Our second recommendation is that a public health emergency fund should be established and funded at a level no less than $2 billion dollars and replenished as needed, so that a meaningful response can be employed when necessary.

An existing authority was created in 1983 for a Public Health Emergency Fund (PHEF) to be available to the Secretary of the Department of Health and Human Services (HHS). However it is has never been funded to meet the needs of large-scale responses like Ebola, Zika and Pandemic Influenza. Many proposals are currently being circulated to fund such a vehicle. This is encouraging, if it is implemented at sufficient levels with appropriate triggers for use.

This funding should also allow for advance declarations to be made when we see significant outbreaks overseas, similar to pre-landfall declarations made for hurricanes under the Stafford Act. Current proposals link use of this fund to the existing criteria for declaration of a public health emergency. A declaration that was not made by the United States for Zika or Ebola. This trigger for use should be fully evaluated to ensure it is the right process, and that it would have worked for these recent responses.

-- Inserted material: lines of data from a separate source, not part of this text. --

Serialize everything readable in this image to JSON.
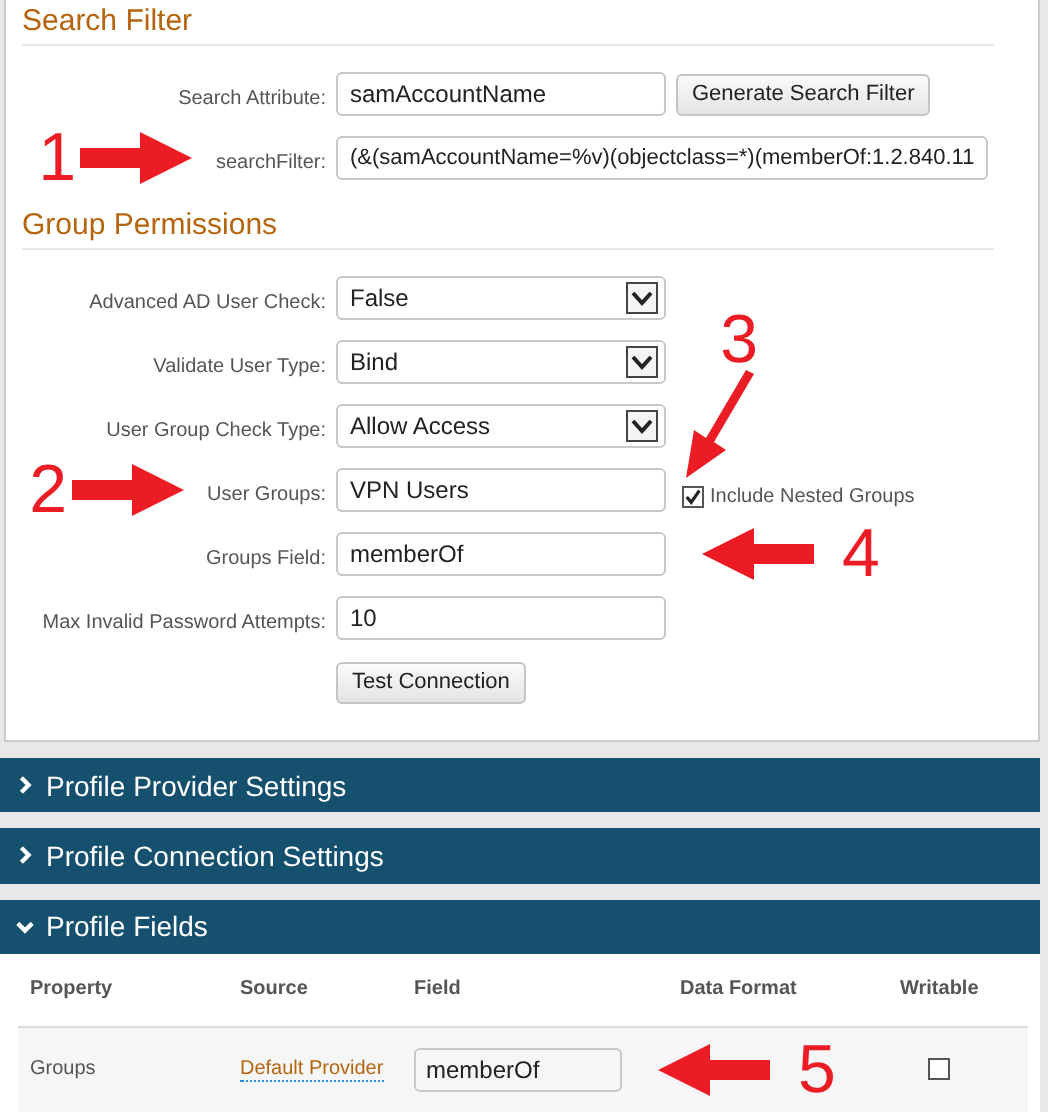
{
  "sections": [
    {
      "title": "Search Filter",
      "rows": [
        {
          "kind": "input",
          "label": "Search Attribute:",
          "value": "samAccountName",
          "button": "Generate Search Filter"
        },
        {
          "kind": "wide-input",
          "label": "searchFilter:",
          "value": "(&(samAccountName=%v)(objectclass=*)(memberOf:1.2.840.11",
          "annotation": {
            "number": "1",
            "kind": "right"
          }
        }
      ]
    },
    {
      "title": "Group Permissions",
      "rows": [
        {
          "kind": "select",
          "label": "Advanced AD User Check:",
          "value": "False"
        },
        {
          "kind": "select",
          "label": "Validate User Type:",
          "value": "Bind"
        },
        {
          "kind": "select",
          "label": "User Group Check Type:",
          "value": "Allow Access"
        },
        {
          "kind": "input",
          "label": "User Groups:",
          "value": "VPN Users",
          "annotation": {
            "number": "2",
            "kind": "right"
          },
          "checkbox": {
            "label": "Include Nested Groups",
            "checked": true,
            "annotation": {
              "number": "3",
              "kind": "down-left"
            }
          }
        },
        {
          "kind": "input",
          "label": "Groups Field:",
          "value": "memberOf",
          "annotation": {
            "number": "4",
            "kind": "left"
          }
        },
        {
          "kind": "input",
          "label": "Max Invalid Password Attempts:",
          "value": "10"
        },
        {
          "kind": "button",
          "label": "Test Connection"
        }
      ]
    }
  ],
  "panels": [
    {
      "title": "Profile Provider Settings",
      "expanded": false
    },
    {
      "title": "Profile Connection Settings",
      "expanded": false
    },
    {
      "title": "Profile Fields",
      "expanded": true,
      "table": {
        "columns": [
          "Property",
          "Source",
          "Field",
          "Data Format",
          "Writable"
        ],
        "rows": [
          {
            "property": "Groups",
            "source": "Default Provider",
            "field": "memberOf",
            "writable": false,
            "annotation": {
              "number": "5",
              "kind": "left"
            }
          }
        ]
      }
    }
  ]
}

Finally, public-private partnerships are frequently recommended, but rarely articulated beyond research and development, manufacturing and supply chains. While these are all critical aspects of biodefense, the private sector also has tools for optimizing communications, cost-benefit analysis in resource constrained environments, creating business intelligence systems and real-time operational dashboards, among many others.

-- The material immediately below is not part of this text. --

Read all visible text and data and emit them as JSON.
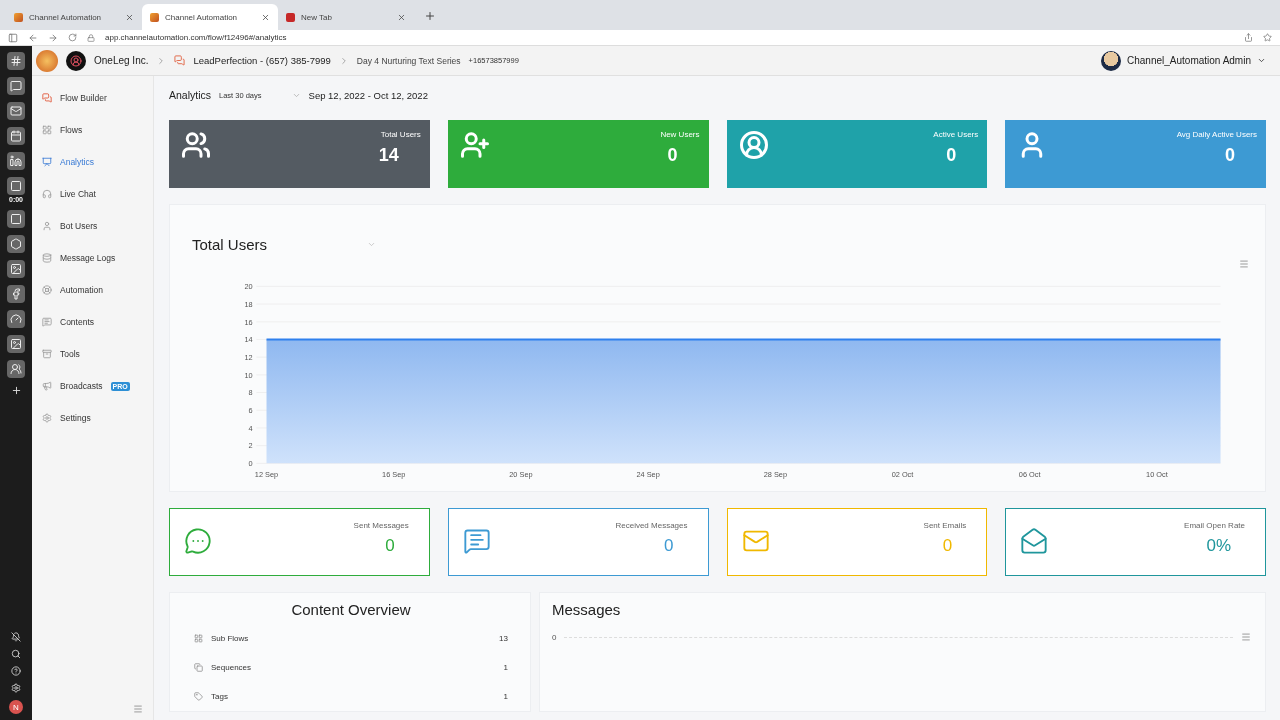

With the New York City Department of Health and Mental Hygiene, we have been contracted to develop performance measures for preparedness and response and are integrating such private sector concepts as emergent strategy, managing uncertainty, and organizational theory.

We are engaged in a project sponsored by the biopharmaceutical and healthcare company, GSK, in partnership with Save the Children to develop community resilience coalitions focused on child-serving institutions, while integrating the work with formal emergency management and public health systems. The contribution of GSK allows work to be done that expands local preparedness, while also contributing expertise in communications to reach wider audiences and to ensure that the work being done in the communities is elevated into the national dialogue.

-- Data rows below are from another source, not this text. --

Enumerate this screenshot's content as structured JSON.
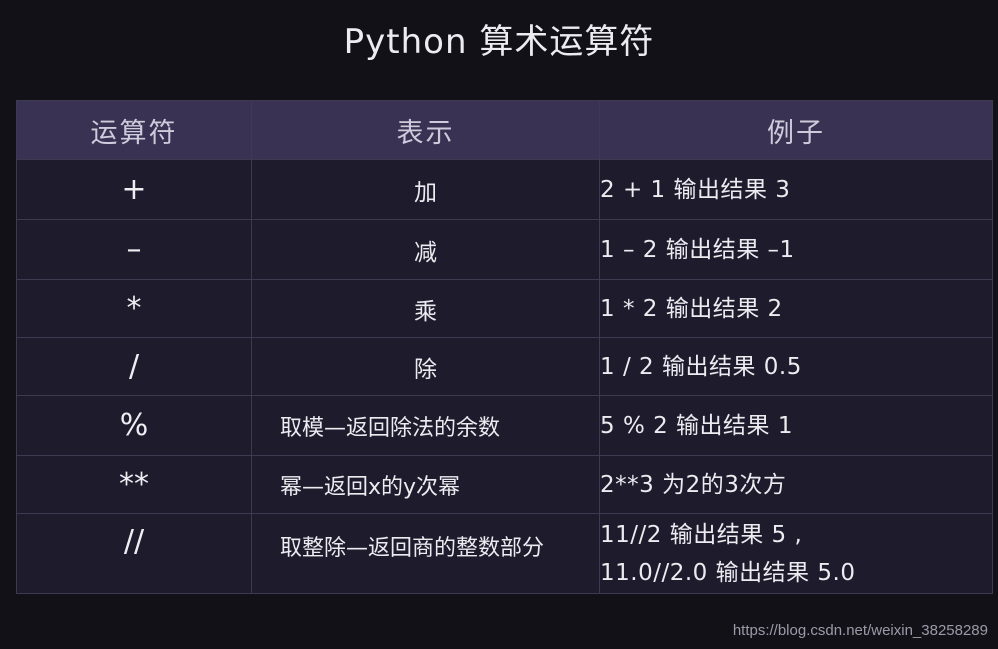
{
  "title": "Python 算术运算符",
  "table": {
    "headers": [
      "运算符",
      "表示",
      "例子"
    ],
    "rows": [
      {
        "op": "+",
        "desc": "加",
        "example": [
          "2 + 1 输出结果 3"
        ]
      },
      {
        "op": "–",
        "desc": "减",
        "example": [
          "1 – 2 输出结果 –1"
        ]
      },
      {
        "op": "*",
        "desc": "乘",
        "example": [
          "1 * 2 输出结果 2"
        ]
      },
      {
        "op": "/",
        "desc": "除",
        "example": [
          "1 / 2 输出结果 0.5"
        ]
      },
      {
        "op": "%",
        "desc": "取模—返回除法的余数",
        "example": [
          "5 % 2 输出结果 1"
        ]
      },
      {
        "op": "**",
        "desc": "幂—返回x的y次幂",
        "example": [
          "2**3 为2的3次方"
        ]
      },
      {
        "op": "//",
        "desc": "取整除—返回商的整数部分",
        "example": [
          "11//2 输出结果 5 ,",
          "11.0//2.0 输出结果 5.0"
        ]
      }
    ]
  },
  "watermark": "https://blog.csdn.net/weixin_38258289"
}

Both of these projects require a unique courage among public and private sector employees to invest time and resources to work across sectors, to share their knowledge, and to accept that there are good ideas and innovative practices in other fields that may use different words and different measures of success, but can solve many of the problems we face in biodefense.

For our final recommendation, we urge Congress and the Administration to embrace the wide range of benefits that can come from private sector integration with local preparedness by creating technical assistance programs that can help local communities and private sector patrons connect with each other, and to create guidance for navigation of legal hurdles such as the Federal Advisory Committee Act, antitrust regulations and other perceived barriers to collaboration. Further incentives for this kind of collaboration should also be explored.

A community’s resources are not just its’ tangible assets; it is in the ingenuity and networks of all of its people. The more seats we have at the table, the more we can grow our effectiveness and access the fiscal, intellectual and social resources that we have yet to fully capitalize on in this field of biodefense.

I will conclude by once again, expressing my sincere gratitude for the work of this panel, and the commitment you have made to hear these perspectives, and for your continued contribution toward enhancing our national biodefense capabilities.